Esa tarde reuní el valor para hablar con mis padres.
—Me voy al sur con Tomás —dije sin rodeos—. Necesito tiempo para pensar qué quiero hacer con mi vida.
Mi mamá se puso pálida.
—¿Vas a dejar todo tirado? ¿Después de todo lo que hicimos por ti?
Mi papá apretó los labios.
—Haz lo que quieras —dijo seco—. Pero recuerda quién te dio techo y comida todos estos años.
Sentí culpa, rabia y miedo al mismo tiempo. Pero también una extraña sensación de alivio. Por primera vez estaba decidiendo por mí misma.
El viaje al sur fue una mezcla de libertad y nostalgia. En Chiloé todo era distinto: el aire olía a leña y mariscos, la gente saludaba aunque no te conociera y las noches eran tan oscuras que podías ver todas las estrellas. Trabajábamos limpiando habitaciones y sirviendo desayunos en la hostal de la tía de Tomás. Por las tardes caminábamos por la playa o nos sentábamos a mirar el mar embravecido.
Una noche, sentados junto a una fogata, Tomás me preguntó:
—¿Te arrepientes?
Pensé en mi familia, en sus caras decepcionadas cuando me fui; pensé en la ferretería, en los sueños de mi mamá para mí; pensé en mí misma, respirando hondo bajo ese cielo inmenso.
—No —le respondí—. No hay nada que lamentar.
Pero sabía que tarde o temprano tendría que volver y enfrentar todo lo que había dejado atrás.
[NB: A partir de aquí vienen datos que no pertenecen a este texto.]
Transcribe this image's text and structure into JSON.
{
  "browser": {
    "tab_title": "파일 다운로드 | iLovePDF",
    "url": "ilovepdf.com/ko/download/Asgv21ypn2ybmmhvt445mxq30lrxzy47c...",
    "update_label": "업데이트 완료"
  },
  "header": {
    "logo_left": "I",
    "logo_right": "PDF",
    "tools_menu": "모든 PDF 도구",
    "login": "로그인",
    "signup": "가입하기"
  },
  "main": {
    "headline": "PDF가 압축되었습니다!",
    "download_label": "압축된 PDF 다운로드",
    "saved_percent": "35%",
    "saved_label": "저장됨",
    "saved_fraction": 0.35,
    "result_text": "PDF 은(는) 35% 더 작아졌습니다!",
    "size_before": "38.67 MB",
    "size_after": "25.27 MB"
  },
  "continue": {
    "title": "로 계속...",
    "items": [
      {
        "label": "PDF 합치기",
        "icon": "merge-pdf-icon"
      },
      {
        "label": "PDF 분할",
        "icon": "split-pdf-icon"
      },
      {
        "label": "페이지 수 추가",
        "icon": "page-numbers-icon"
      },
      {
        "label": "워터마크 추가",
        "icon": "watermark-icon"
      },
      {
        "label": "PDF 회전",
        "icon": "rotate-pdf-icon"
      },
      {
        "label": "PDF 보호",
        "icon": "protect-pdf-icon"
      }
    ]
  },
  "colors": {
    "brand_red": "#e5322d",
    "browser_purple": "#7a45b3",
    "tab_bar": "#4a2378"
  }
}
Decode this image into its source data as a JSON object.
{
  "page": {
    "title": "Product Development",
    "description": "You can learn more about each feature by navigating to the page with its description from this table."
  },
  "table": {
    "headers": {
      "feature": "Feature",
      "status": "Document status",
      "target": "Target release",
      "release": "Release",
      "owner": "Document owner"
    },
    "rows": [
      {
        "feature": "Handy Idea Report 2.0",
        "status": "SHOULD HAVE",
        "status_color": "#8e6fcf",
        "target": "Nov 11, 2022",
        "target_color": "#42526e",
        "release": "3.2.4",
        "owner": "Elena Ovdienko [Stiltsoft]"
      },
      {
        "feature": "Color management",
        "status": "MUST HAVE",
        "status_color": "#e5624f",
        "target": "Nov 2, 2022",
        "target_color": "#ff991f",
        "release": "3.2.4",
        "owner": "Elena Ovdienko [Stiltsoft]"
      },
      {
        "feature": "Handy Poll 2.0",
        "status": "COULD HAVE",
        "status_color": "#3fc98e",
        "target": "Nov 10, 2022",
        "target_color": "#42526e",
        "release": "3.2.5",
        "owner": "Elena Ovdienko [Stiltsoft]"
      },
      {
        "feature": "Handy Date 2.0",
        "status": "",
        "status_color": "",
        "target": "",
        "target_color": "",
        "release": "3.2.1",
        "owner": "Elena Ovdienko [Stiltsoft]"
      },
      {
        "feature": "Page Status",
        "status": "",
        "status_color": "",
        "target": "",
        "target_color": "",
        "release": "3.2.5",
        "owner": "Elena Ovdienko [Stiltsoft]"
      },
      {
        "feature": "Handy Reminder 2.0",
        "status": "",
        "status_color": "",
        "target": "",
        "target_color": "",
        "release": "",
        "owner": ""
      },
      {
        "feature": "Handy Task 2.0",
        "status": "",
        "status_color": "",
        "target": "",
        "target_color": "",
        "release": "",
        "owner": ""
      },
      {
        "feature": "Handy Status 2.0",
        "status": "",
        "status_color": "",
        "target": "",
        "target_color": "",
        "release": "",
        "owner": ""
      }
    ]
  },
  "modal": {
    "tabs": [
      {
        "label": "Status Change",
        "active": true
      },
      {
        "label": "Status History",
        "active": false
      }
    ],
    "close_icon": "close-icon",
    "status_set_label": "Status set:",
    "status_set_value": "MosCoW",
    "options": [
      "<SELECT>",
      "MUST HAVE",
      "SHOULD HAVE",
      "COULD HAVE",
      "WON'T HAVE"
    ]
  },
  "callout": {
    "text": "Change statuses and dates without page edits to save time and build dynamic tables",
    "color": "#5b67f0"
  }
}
El sur me enseñó a escucharme a mí misma, pero también me mostró lo difícil que es romper con las expectativas familiares en un país donde la familia lo es todo.
Cuando regresé a Valparaíso dos meses después, mi familia seguía herida. Mi mamá apenas me hablaba; mi papá me saludó con un gesto seco; mi hermano ni siquiera salió de su pieza. Sentí el peso del silencio como una losa sobre los hombros.
Poco a poco fui reconstruyendo los puentes rotos. Conseguí un trabajo temporal como asistente legal en una ONG que defendía derechos laborales; no era lo que mi mamá soñaba para mí, pero era un comienzo. Empecé a hablar más con mi hermano; incluso lo ayudé algunos fines de semana en la ferretería. Mi papá tardó más en perdonarme, pero un día llegó con empanadas calientes y se sentó conmigo a ver el partido: fue su manera de decirme que todo estaba bien.
A veces todavía siento culpa por haberme ido; otras veces siento orgullo por haberme escuchado a mí misma. La vida nunca es tan simple como elegir entre A o B; siempre hay matices, heridas y cicatrices que nos acompañan.
Ahora miro atrás y pienso: ¿cuántos jóvenes como yo sienten ese peso sobre los hombros? ¿Cuántos se atreven a romper con lo esperado para buscar su propio camino? ¿Vale la pena arriesgarse aunque duela?
¿Y tú? ¿Te has sentido alguna vez atrapado entre lo que esperan de ti y lo que realmente quieres ser?